I pick it up, walk over to her in the kitchen and hold it up without saying a word. I don't remember her exact response, but the whole situation was funny to her and it was probably something like "hahaha you're growing a person!" (Don't worry, Nancy was really supportive and humor is definitely what I needed!)

So there it was. We sat for a little while with me in complete shock. Just shock, not knowing what to think. Even with several days to think on the possibility can't prepare you to find this kind of thing out. I searched around on the computer for a clinic to give me a real test to confirm it. It being the friday of 4th of July weekend, my choices were limited and expensive. My only choice was to wait until tuesday the 5th, when I could see my normal doctor. We decided to get cupcakes to ease my nerves. om nom nom.

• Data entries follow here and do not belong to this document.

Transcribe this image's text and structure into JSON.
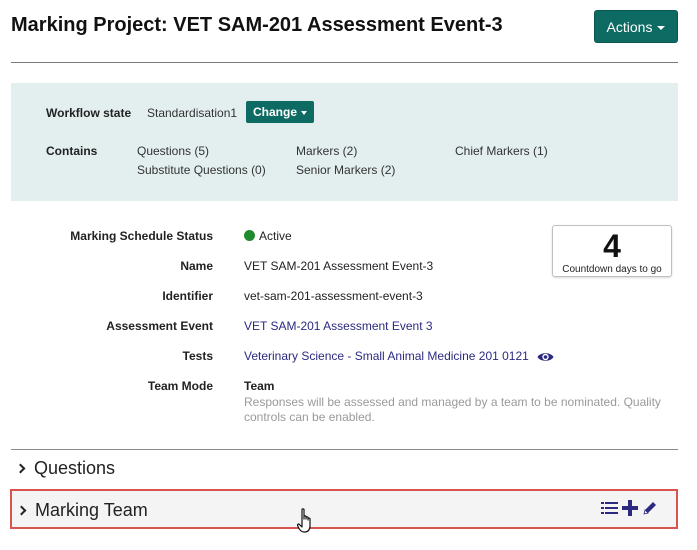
{
  "header": {
    "title": "Marking Project: VET SAM-201 Assessment Event-3",
    "actions_label": "Actions"
  },
  "summary": {
    "workflow_label": "Workflow state",
    "workflow_value": "Standardisation1",
    "change_label": "Change",
    "contains_label": "Contains",
    "questions": "Questions (5)",
    "substitute_questions": "Substitute Questions (0)",
    "markers": "Markers (2)",
    "senior_markers": "Senior Markers (2)",
    "chief_markers": "Chief Markers (1)"
  },
  "details": {
    "status_label": "Marking Schedule Status",
    "status_value": "Active",
    "status_color": "#1f8a2e",
    "name_label": "Name",
    "name_value": "VET SAM-201 Assessment Event-3",
    "identifier_label": "Identifier",
    "identifier_value": "vet-sam-201-assessment-event-3",
    "event_label": "Assessment Event",
    "event_value": "VET SAM-201 Assessment Event 3",
    "tests_label": "Tests",
    "tests_value": "Veterinary Science - Small Animal Medicine 201 0121",
    "team_mode_label": "Team Mode",
    "team_mode_value": "Team",
    "team_mode_desc": "Responses will be assessed and managed by a team to be nominated. Quality controls can be enabled."
  },
  "countdown": {
    "days": "4",
    "caption": "Countdown days to go"
  },
  "sections": {
    "questions": "Questions",
    "marking_team": "Marking Team"
  },
  "colors": {
    "accent": "#0d6b63",
    "panel_bg": "#e2efee",
    "highlight_border": "#d9534f",
    "link": "#2b2a80"
  },
  "icons": [
    "chevron-right-icon",
    "list-icon",
    "plus-icon",
    "pencil-icon",
    "eye-icon",
    "caret-down-icon",
    "hand-cursor-icon"
  ]
}
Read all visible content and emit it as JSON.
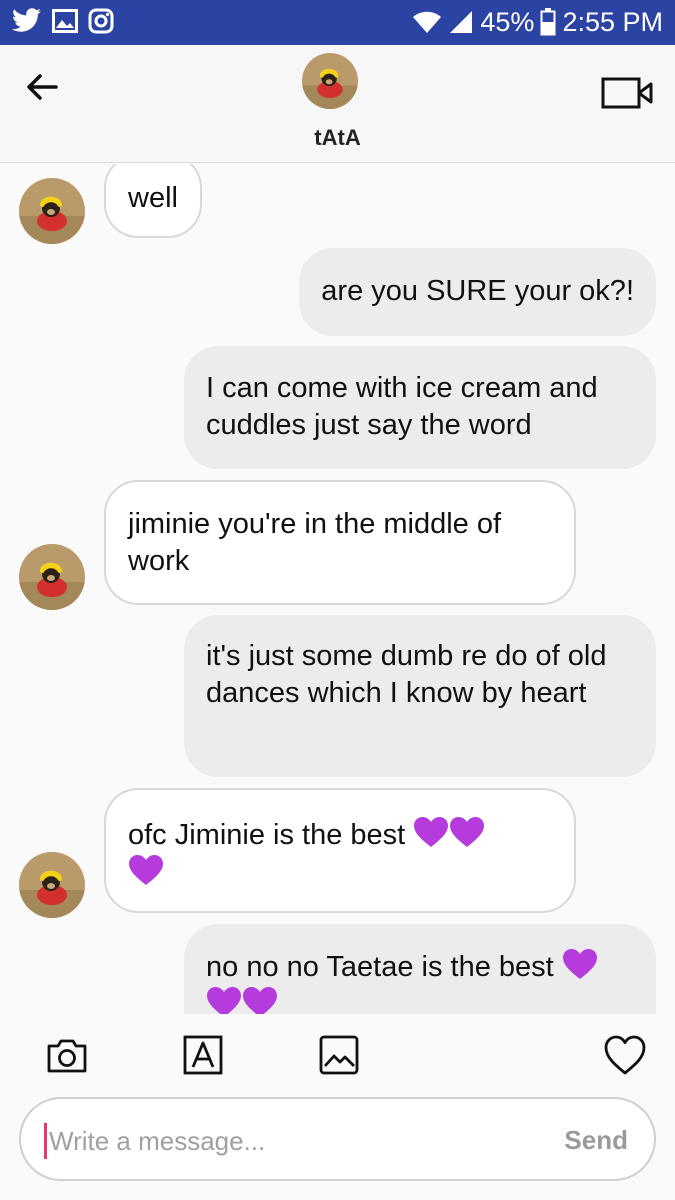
{
  "status_bar": {
    "battery": "45%",
    "time": "2:55 PM",
    "icons": [
      "twitter-icon",
      "gallery-icon",
      "instagram-icon",
      "wifi-icon",
      "signal-icon",
      "battery-icon"
    ]
  },
  "header": {
    "name": "tAtA",
    "icons": [
      "back-arrow-icon",
      "video-call-icon"
    ]
  },
  "messages": [
    {
      "direction": "in",
      "text": "well"
    },
    {
      "direction": "out",
      "text": "are you SURE your ok?!"
    },
    {
      "direction": "out",
      "text": "I can come with ice cream and cuddles just say the word"
    },
    {
      "direction": "in",
      "text": "jiminie you're in the middle of work"
    },
    {
      "direction": "out",
      "text": "it's just some dumb re do of old dances which I know by heart"
    },
    {
      "direction": "in",
      "text": "ofc Jiminie is the best",
      "trailing_hearts": 3
    },
    {
      "direction": "out",
      "text": "no no no Taetae is the best",
      "trailing_hearts": 3
    }
  ],
  "toolbar": {
    "icons": [
      "camera-icon",
      "text-style-icon",
      "image-icon",
      "heart-icon"
    ]
  },
  "composer": {
    "placeholder": "Write a message...",
    "send_label": "Send"
  },
  "colors": {
    "status_bar": "#2b43a2",
    "heart": "#b53bdc",
    "caret": "#e5386d"
  }
}
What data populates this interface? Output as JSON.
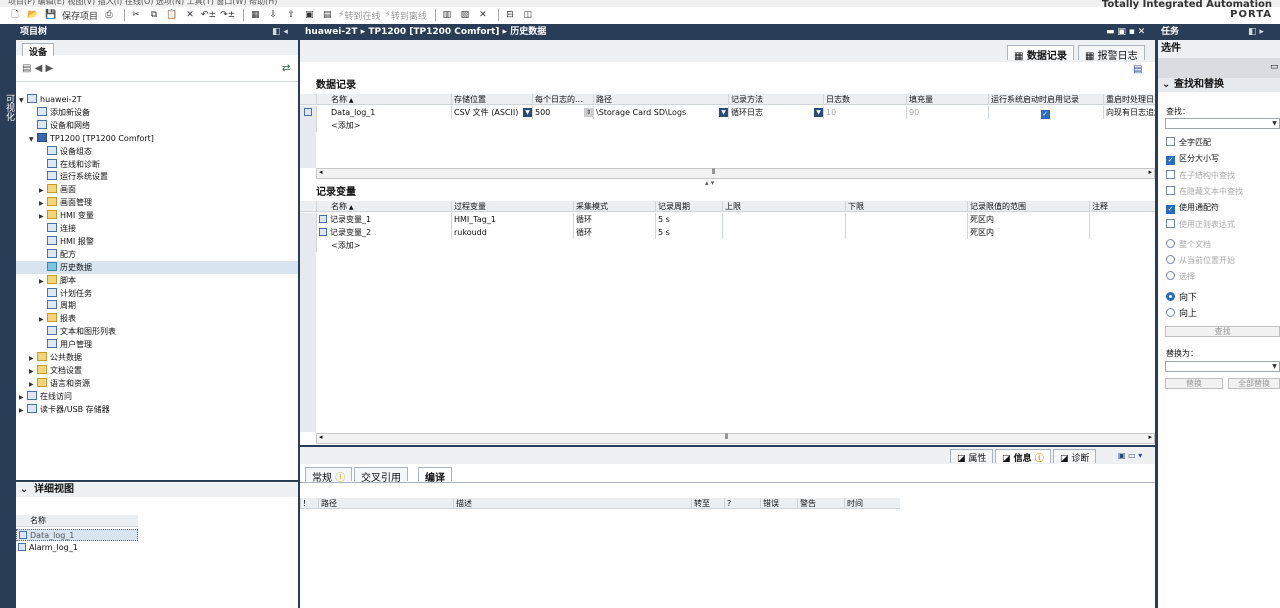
{
  "brand": {
    "line1": "Totally Integrated Automation",
    "line2": "PORTA"
  },
  "toolbar": {
    "save_label": "保存项目",
    "go_online": "转到在线",
    "go_offline": "转到离线"
  },
  "project_tree": {
    "title": "项目树",
    "tab": "设备",
    "sidebar_label": "可视化",
    "items": [
      {
        "label": "huawei-2T",
        "icon": "project-icon"
      },
      {
        "label": "添加新设备",
        "icon": "add-device-icon"
      },
      {
        "label": "设备和网络",
        "icon": "network-icon"
      },
      {
        "label": "TP1200 [TP1200 Comfort]",
        "icon": "hmi-device-icon"
      },
      {
        "label": "设备组态",
        "icon": "device-config-icon"
      },
      {
        "label": "在线和诊断",
        "icon": "diagnostics-icon"
      },
      {
        "label": "运行系统设置",
        "icon": "runtime-settings-icon"
      },
      {
        "label": "画面",
        "icon": "folder-icon"
      },
      {
        "label": "画面管理",
        "icon": "folder-icon"
      },
      {
        "label": "HMI 变量",
        "icon": "folder-icon"
      },
      {
        "label": "连接",
        "icon": "connection-icon"
      },
      {
        "label": "HMI 报警",
        "icon": "alarm-icon"
      },
      {
        "label": "配方",
        "icon": "recipe-icon"
      },
      {
        "label": "历史数据",
        "icon": "historical-data-icon"
      },
      {
        "label": "脚本",
        "icon": "folder-icon"
      },
      {
        "label": "计划任务",
        "icon": "task-icon"
      },
      {
        "label": "周期",
        "icon": "cycle-icon"
      },
      {
        "label": "报表",
        "icon": "folder-icon"
      },
      {
        "label": "文本和图形列表",
        "icon": "list-icon"
      },
      {
        "label": "用户管理",
        "icon": "user-icon"
      },
      {
        "label": "公共数据",
        "icon": "folder-icon"
      },
      {
        "label": "文档设置",
        "icon": "folder-icon"
      },
      {
        "label": "语言和资源",
        "icon": "folder-icon"
      },
      {
        "label": "在线访问",
        "icon": "online-icon"
      },
      {
        "label": "读卡器/USB 存储器",
        "icon": "usb-icon"
      }
    ]
  },
  "detail_view": {
    "title": "详细视图",
    "col": "名称",
    "items": [
      "Data_log_1",
      "Alarm_log_1"
    ]
  },
  "editor": {
    "breadcrumb": [
      "huawei-2T",
      "TP1200 [TP1200 Comfort]",
      "历史数据"
    ],
    "tabs": {
      "data_log": "数据记录",
      "alarm_log": "报警日志"
    },
    "data_log_section": "数据记录",
    "data_log_headers": [
      "名称",
      "存储位置",
      "每个日志的...",
      "路径",
      "记录方法",
      "日志数",
      "填充量",
      "运行系统启动时启用记录",
      "重启时处理日"
    ],
    "data_log_row": {
      "name": "Data_log_1",
      "storage": "CSV 文件 (ASCII)",
      "per_log": "500",
      "path": "\\Storage Card SD\\Logs",
      "method": "循环日志",
      "count": "10",
      "fill": "90",
      "enable": true,
      "restart": "向现有日志追加"
    },
    "add_label": "<添加>",
    "tags_section": "记录变量",
    "tags_headers": [
      "名称",
      "过程变量",
      "采集模式",
      "记录周期",
      "上限",
      "下限",
      "记录限值的范围",
      "注释"
    ],
    "tags_rows": [
      {
        "name": "记录变量_1",
        "tag": "HMI_Tag_1",
        "mode": "循环",
        "cycle": "5 s",
        "range": "死区内"
      },
      {
        "name": "记录变量_2",
        "tag": "rukoudd",
        "mode": "循环",
        "cycle": "5 s",
        "range": "死区内"
      }
    ]
  },
  "inspector": {
    "tabs": [
      "属性",
      "信息",
      "诊断"
    ],
    "subtabs": [
      "常规",
      "交叉引用",
      "编译"
    ],
    "headers": [
      "!",
      "路径",
      "描述",
      "转至",
      "?",
      "错误",
      "警告",
      "时间"
    ]
  },
  "tasks": {
    "title": "任务",
    "options": "选件",
    "section": "查找和替换",
    "find_label": "查找：",
    "checks": [
      {
        "label": "全字匹配",
        "on": false,
        "dis": false
      },
      {
        "label": "区分大小写",
        "on": true,
        "dis": false
      },
      {
        "label": "在子结构中查找",
        "on": false,
        "dis": true
      },
      {
        "label": "在隐藏文本中查找",
        "on": false,
        "dis": true
      },
      {
        "label": "使用通配符",
        "on": true,
        "dis": false
      },
      {
        "label": "使用正则表达式",
        "on": false,
        "dis": true
      }
    ],
    "scope": [
      {
        "label": "整个文档",
        "on": false,
        "dis": true
      },
      {
        "label": "从当前位置开始",
        "on": false,
        "dis": true
      },
      {
        "label": "选择",
        "on": false,
        "dis": true
      }
    ],
    "dir": [
      {
        "label": "向下",
        "on": true
      },
      {
        "label": "向上",
        "on": false
      }
    ],
    "find_btn": "查找",
    "replace_label": "替换为：",
    "replace_btn": "替换",
    "replace_all_btn": "全部替换"
  }
}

My God. The longest weekend of my life was next to ensue, but in the meantime, my next step was to tell Nicky. Being on the ship, his phone is not reliable but I texted him a photo of the positive test anyway. The next day, I took the second test first thing in the morning before work. The SAME exact thing happened: I got a result within a few seconds and it was positive. ohhhh boy. Before I left for work, I left both tests on the bathroom counter with a note, "Congratulations, Daddy!" I eventually ended up getting a hold of Nick via email that afternoon, and he was very happy as far as I could tell through all the smiley face emoticons and exclamation points. That evening when I got home from work, he was there to meet me at the door and lift me up for a spinning-around-in-happiness hug. It was definitely overdue, since I had found out more than 24 hours prior and hadn't seen him yet due to our overlapping work schedules.

We decided to keep it a secret for the time being, minus the few girlfriends who knew and the friends of his who were at the house right then. I knew I needed to tell my family in person, and I planned right then to make the drive to Maryland immediately following my Dr appointment on the 5th. I wanted to talk to my mom about everything SO BAD, but I knew I couldn't tell her this online or on the phone. This needed to be done in person, so I held back the few times I talked to her those couple days until I could get to MD. It's a good thing it isn't out of the ordinary for me to come across a couple days off in a row, and make an impromptu trip home.


We were so happy to find out this wonderful news, and couldn't wait to share with everybody we knew. I just needed official word from the doctor first. After that would happen, I would have one of the happiest days as I drove home to tell my parents and family. But that's another entry for a different day.